Przed nami gigantyczna książka Portretprowincji.pl, zawierająca ponad 150 fotografii Jacentego Dędka, wraz z tekstami Katarzyny Dędek. Kompleksowy, wielowymiarowy, złożony portret małych miasteczek. Życie codzienne i niecodzienne portrety. O wieloletniej pracy nad książką, o charakterze portretów oraz o tym, co właściwie można spotkać na prowincji, Jacenty Dędek opowiada Joannie Kinowskiej
Joanna Kinowska: Książka jest ogromna. To zwieńczenie wieloletniej pracy na polskiej prowincji. Bardzo mnie ciekawi moment, w którym zdecydowałeś się na napisanie książki. Kiedy się wpada na taki pomysł?
Jacenty Dędek: Takie pomysły nie biorą się z niczego. Nie wpada się na nie nagle w zimową sobotę. To zawsze jest twórcze rozwinięcie, czy konsekwencja jakichś wcześniejszych działań. Przez lata byłem fotografem robiącym reportaże dla gazet, magazynów. Dużo jeździłem po Polsce i przyglądałem się temu, co się dzieje. Akcja wielu moich reportaży rozgrywała się w małych miejscowościach, często na obrzeżach naszego kraju. Po wejściu Polski do Unii Europejskiej te małe miasteczka i wsie zaczęły się nagle i bardzo dynamicznie zmieniać. Widziałem to i wiedziałem, że jest to ważny czas. Nie słyszałem, żeby ktoś zajmował się działaniem tego typu, a ponieważ to był też czas kryzysu gospodarczego i z reportażami zaczęło się robić krucho, gazety nie chciały ich zamawiać, zacząłem mieć czas na działanie bardziej osobiste.
Wymyśliliśmy z Kasią, moją żoną, że zbierzemy materiały do książki o życiu i zmianach w tych małych miejscowościach. Kasia nazwała to roboczo Portret prowincji, a ja od razu miałem pomysł, jak opowiadać: przez portrety i zdjęcia dokumentalno-reporterskie pokazujące przestrzeń, w której żyją nasi bohaterowie, przez ich życie codzienne.
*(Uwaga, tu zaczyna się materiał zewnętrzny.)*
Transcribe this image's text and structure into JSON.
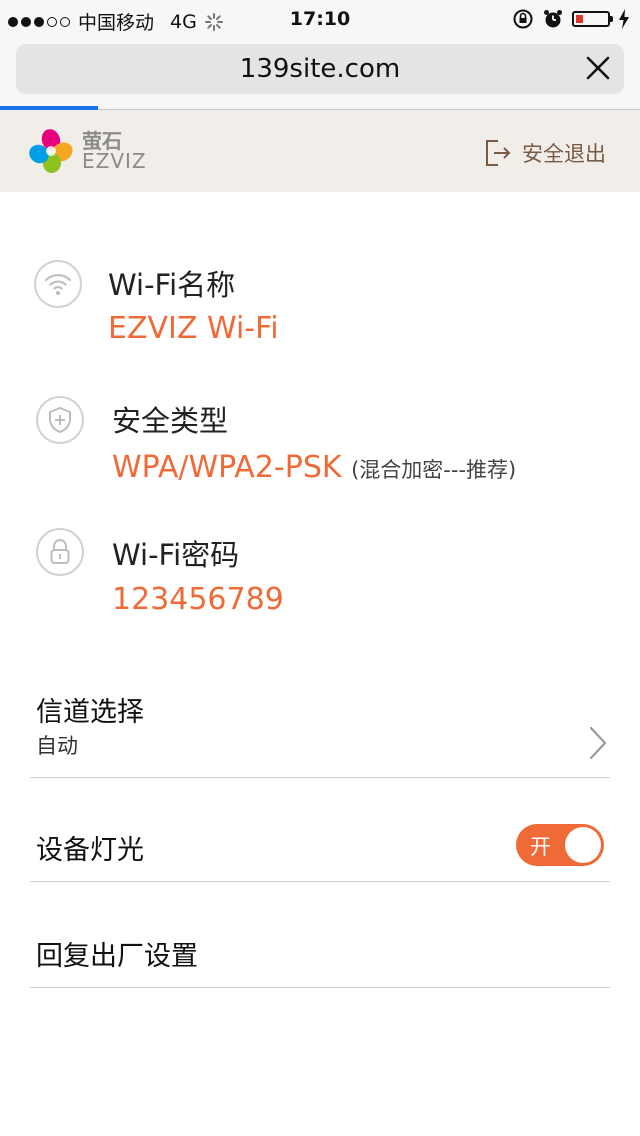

Ponieważ zawsze imponowali mi rzemieślnicy z dziewiętnastowiecznych zakładów, ale i tacy fotografowie, jak Edward Curtis czy August Sander, chciałem zmierzyć się z tym, co było też ich udziałem. Dlatego zdecydowałem się na robienie portretów aparatem wielkoformatowym i to była dobra decyzja.
Publikacja wciska w fotel. I nie mam na myśli jej wagi (2 kg?). Wykonałeś gigantyczną robotę, najpierw jeżdżąc, potem składając książkę. Mamy dzieło totalne. Ty pewnie jesteś wykończony, ale wyobrażam sobie, że jednak dumny?